Menjelang akhir cerita, tokoh Gandang akhirnya menjual perusahaan miliknya, untuk apa yang disebut sutradara, sebagai upaya penyembuhan kesalahan masa lalunya. Uang hasil penjualan itu digunakannya untuk membeli kembali rumah milik Ibu May, sekalian membawanya pulang ke Jakarta. May juga berdamai dengan Antares, dan bertemu anaknya, namun ini bukanlah sebuah adegan akhir...

***
FILEM yang pengambilan gambarnya dilakukan di Jakarta, Semarang, Yogyakarta, dan Malaysia ini, akan diputar secara serentak pada 5 Juni 2008. Pada 14 Mei lalu, para wartawan diundang dalam jumpa pers (dihadiri sutradara, produser serta para pemerannya), sekaligus menyaksikan langsung pemutaran filem berdurasi 105 menit ini. ***

10 comments:

ika ardina said...

mau ngajak aku nonton?:D

Affan Alkaff said...

..boleh..:)

helen lumban gaol said...

Aku nonton film ini tahun 2000 lalu dan sampai sekarang aku masih ingat kegigihan guru pengganti ini.

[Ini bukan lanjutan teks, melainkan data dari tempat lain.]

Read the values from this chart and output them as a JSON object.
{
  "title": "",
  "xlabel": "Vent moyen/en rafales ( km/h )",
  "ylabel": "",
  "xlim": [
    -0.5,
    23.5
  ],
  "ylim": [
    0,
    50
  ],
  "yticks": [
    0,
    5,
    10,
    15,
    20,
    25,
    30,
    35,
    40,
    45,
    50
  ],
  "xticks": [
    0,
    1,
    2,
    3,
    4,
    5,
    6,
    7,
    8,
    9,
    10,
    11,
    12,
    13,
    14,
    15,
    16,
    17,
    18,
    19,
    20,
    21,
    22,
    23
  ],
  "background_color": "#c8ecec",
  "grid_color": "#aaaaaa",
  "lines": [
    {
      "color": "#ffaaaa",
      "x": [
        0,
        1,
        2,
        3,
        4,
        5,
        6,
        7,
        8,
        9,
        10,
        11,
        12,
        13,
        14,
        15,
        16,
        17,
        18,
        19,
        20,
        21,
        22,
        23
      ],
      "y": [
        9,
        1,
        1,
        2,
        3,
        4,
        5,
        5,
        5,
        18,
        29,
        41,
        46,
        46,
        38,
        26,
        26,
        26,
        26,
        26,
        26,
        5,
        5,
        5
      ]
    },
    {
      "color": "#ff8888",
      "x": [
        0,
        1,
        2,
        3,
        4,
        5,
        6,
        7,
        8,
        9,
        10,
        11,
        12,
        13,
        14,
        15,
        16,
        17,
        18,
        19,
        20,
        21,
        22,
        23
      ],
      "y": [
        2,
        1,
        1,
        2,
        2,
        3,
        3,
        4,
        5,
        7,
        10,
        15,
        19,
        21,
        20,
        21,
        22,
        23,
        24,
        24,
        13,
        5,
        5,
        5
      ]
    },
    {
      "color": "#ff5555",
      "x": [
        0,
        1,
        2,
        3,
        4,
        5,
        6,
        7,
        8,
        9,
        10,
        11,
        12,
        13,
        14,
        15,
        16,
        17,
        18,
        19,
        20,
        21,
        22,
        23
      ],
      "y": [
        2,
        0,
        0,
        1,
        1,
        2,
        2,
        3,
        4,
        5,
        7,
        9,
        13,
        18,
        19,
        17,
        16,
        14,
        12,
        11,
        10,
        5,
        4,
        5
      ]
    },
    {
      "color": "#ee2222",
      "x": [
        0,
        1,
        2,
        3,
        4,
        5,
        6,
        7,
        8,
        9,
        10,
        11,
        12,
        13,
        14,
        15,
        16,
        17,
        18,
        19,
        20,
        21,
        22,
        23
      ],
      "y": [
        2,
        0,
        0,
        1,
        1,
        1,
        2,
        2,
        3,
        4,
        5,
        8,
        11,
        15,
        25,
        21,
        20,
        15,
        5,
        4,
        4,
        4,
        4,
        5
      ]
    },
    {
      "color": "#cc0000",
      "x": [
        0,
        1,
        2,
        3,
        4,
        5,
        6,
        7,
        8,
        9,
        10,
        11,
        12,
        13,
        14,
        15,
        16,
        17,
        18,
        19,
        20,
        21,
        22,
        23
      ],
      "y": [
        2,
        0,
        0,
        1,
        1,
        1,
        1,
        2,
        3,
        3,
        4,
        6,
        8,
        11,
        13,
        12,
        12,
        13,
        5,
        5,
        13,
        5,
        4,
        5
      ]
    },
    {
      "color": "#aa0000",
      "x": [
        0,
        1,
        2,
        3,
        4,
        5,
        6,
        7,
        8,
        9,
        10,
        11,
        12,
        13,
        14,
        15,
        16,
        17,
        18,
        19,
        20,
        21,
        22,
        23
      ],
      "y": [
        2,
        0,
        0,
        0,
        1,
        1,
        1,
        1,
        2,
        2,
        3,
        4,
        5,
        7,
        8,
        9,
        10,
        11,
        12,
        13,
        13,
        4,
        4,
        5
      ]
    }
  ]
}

Terharu nontonnya.

Yiyik K said...

Bintangnya kenapa cuma 3 Fan, apa yg kurang...? :) Kayaknya OK ya, pengin nonton ah kapan2...

Affan Alkaff said...

Yik, selain aktris kawakan Tuti Kirana, serta dua orang pendatang baru, ada lagi bintang lainnya. Anaknya Idris Sardi, yaitu Lukman Sardi, memerankan tokoh Gandang. Ada pula Tio Pasukadewo memerankan tokoh antagonis Harriandja. Yang lainnya perannya cuma pinggiran, yaitu Ria Irawan sebagai istri Gandang, Jajang C Noer sebagai perawat, serta Niniek L Karim memerankan mertua Gandang...
Aku sudah agak lama tak nonton filem Indonesia. Terakhir nonton filem Gie. Dan nonton filem May, itu pun karena diundang. Tapi ternyata kisahnya, juga jalan ceritanya, lumayan inspiratif... Mulai diputar di bioskop-bioskop ada 5 Juni nanti, Yikk. Barangkali setelah itu baru beredar DVD-nya (kau tentu bisa pesan)...

Muthz ' said...

wah...kayaknya harus nonton neh mas..

Affan Alkaff said...

Helen, komentarmu ini untuk filem Not One Less, filem tentang guru itu kan? Memang bikin haru filem itu... Nah, kalau filem May ini belum diputar Helen. Baru bulan Juni nanti diputar di bioskop-bioskop...

Affan Alkaff said...

..menurutku bagus Muthz. Selain momennya pas sepuluh tahun setelah kerusuhan itu, ada kisah dalam filem ini yang mirip dengan kejadian saat itu: banyak orang mengambil kesempatan di saat orang-orang kesusahan.... Sutradara mengaku, dia inginnya filem ini diputar tanggal 13 Mei lalu, namun pihak bioskop menolak, karena harus antri dengan filem-filem lain...

agung ainul said...

Kerusuhan Mei yang masih teringat sampai sekarang, waktu kantor masih di Senayan selepas sholat Dhuhur ada anak kira-kira umur 20 an tahun duduk dilantai depan pintu masuk kantor, nangis minta tolong ke Satpam kantor karena ditelpun Papanya rumahnya di glodok mulai terbakar. Aku hanya trenyuh tanpa bisa berbuat apa-apa... Semoga tidak ada lagi kejadian seperti itu lagi.

Affan Alkaff said...

.. Memang sedih, bila mengingat kejadian sepuluh tahun itu, Gung... Saat itu, aku sendiri meliput langsung kejadian itu, dan rasa sedih itu, juga marah, muncul timbul-tenggelam...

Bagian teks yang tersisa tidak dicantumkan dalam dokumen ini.